R.L.G., writing in the Economist, wants to see the real ideological opponents square off and come out swinging. I’m with him.
[W]atching Mitt Romney pivot to the centre with the smoothness of a consultant flipping to his next slide, a manoeuvre we can all expect him to execute the minute he wraps up the nomination, will be depressingly predictable. The perception that he will say whatever he feels he must to become president is not founded on sand. Mr Gingrich, by contrast, can almost certainly be counted on to be the same Mr Gingrich we’ve seen in the primaries. Say what you like about the man, but he has ideas, says arresting things, and most of all, would make the clearest possible contrast with Barack Obama in the general election.
While some people groan at his idea for a series of “Lincoln-Douglas” debates, for example, I’d relish the chance to see Mr Gingrich and Mr Obama have long and freewheeling exchanges. …
t I can very easily imagine Mr Gingrich repeating the “food-stamp” line in a general-election debate with Mr Obama several feet away. This would be a natural extension of his claim that journalists asking him questions about the story of the day was “despicable”. He is fearless, reckless, filterless; in any way, -less all of the things Mr Romney has too much of.

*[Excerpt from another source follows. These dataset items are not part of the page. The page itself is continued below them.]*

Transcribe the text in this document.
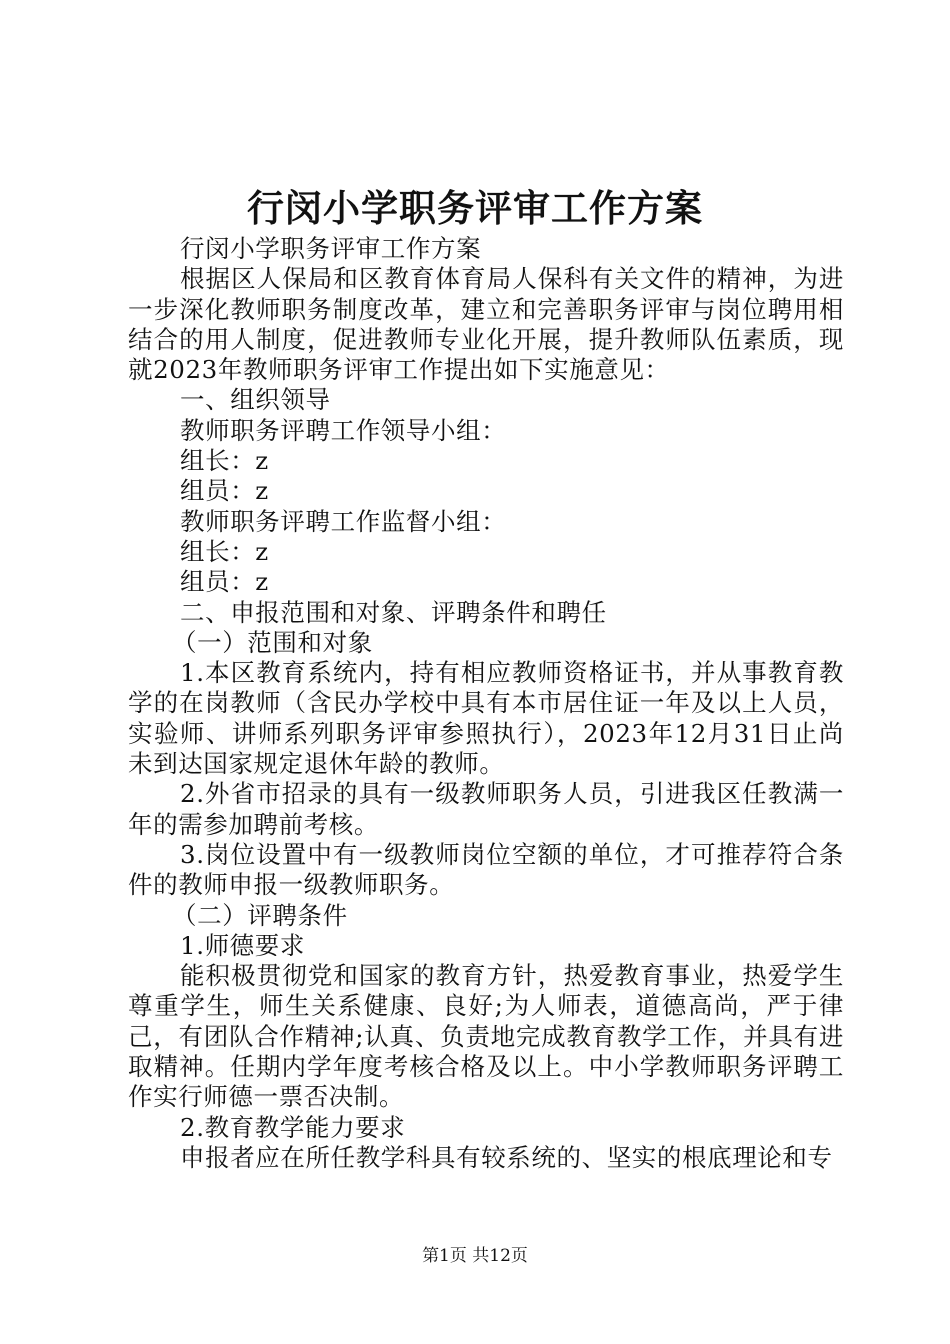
行闵小学职务评审工作方案

行闵小学职务评审工作方案

根据区人保局和区教育体育局人保科有关文件的精神，为进一步深化教师职务制度改革，建立和完善职务评审与岗位聘用相结合的用人制度，促进教师专业化开展，提升教师队伍素质，现就2023年教师职务评审工作提出如下实施意见：

一、组织领导

教师职务评聘工作领导小组：

组长：z

组员：z

教师职务评聘工作监督小组：

组长：z

组员：z

二、申报范围和对象、评聘条件和聘任

（一）范围和对象

1.本区教育系统内，持有相应教师资格证书，并从事教育教学的在岗教师（含民办学校中具有本市居住证一年及以上人员，实验师、讲师系列职务评审参照执行），2023年12月31日止尚未到达国家规定退休年龄的教师。

2.外省市招录的具有一级教师职务人员，引进我区任教满一年的需参加聘前考核。

3.岗位设置中有一级教师岗位空额的单位，才可推荐符合条件的教师申报一级教师职务。

（二）评聘条件

1.师德要求

能积极贯彻党和国家的教育方针，热爱教育事业，热爱学生尊重学生，师生关系健康、良好;为人师表，道德高尚，严于律己，有团队合作精神;认真、负责地完成教育教学工作，并具有进取精神。任期内学年度考核合格及以上。中小学教师职务评聘工作实行师德一票否决制。

2.教育教学能力要求

申报者应在所任教学科具有较系统的、坚实的根底理论和专

第1页 共12页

I want to see Mr Obama reply to “food-stamp president”, to the idea that annoying appeals courts should be de-funded, to the Gingrich claim that he is the most radical president in history, and so much more. I dread the scripted turns the election will take if Mr Romney is the nominee. I think America could use a straight fight between two boldly different visions of America. I don’t expect I’ll get my wish, but a journalist can dream, anyway.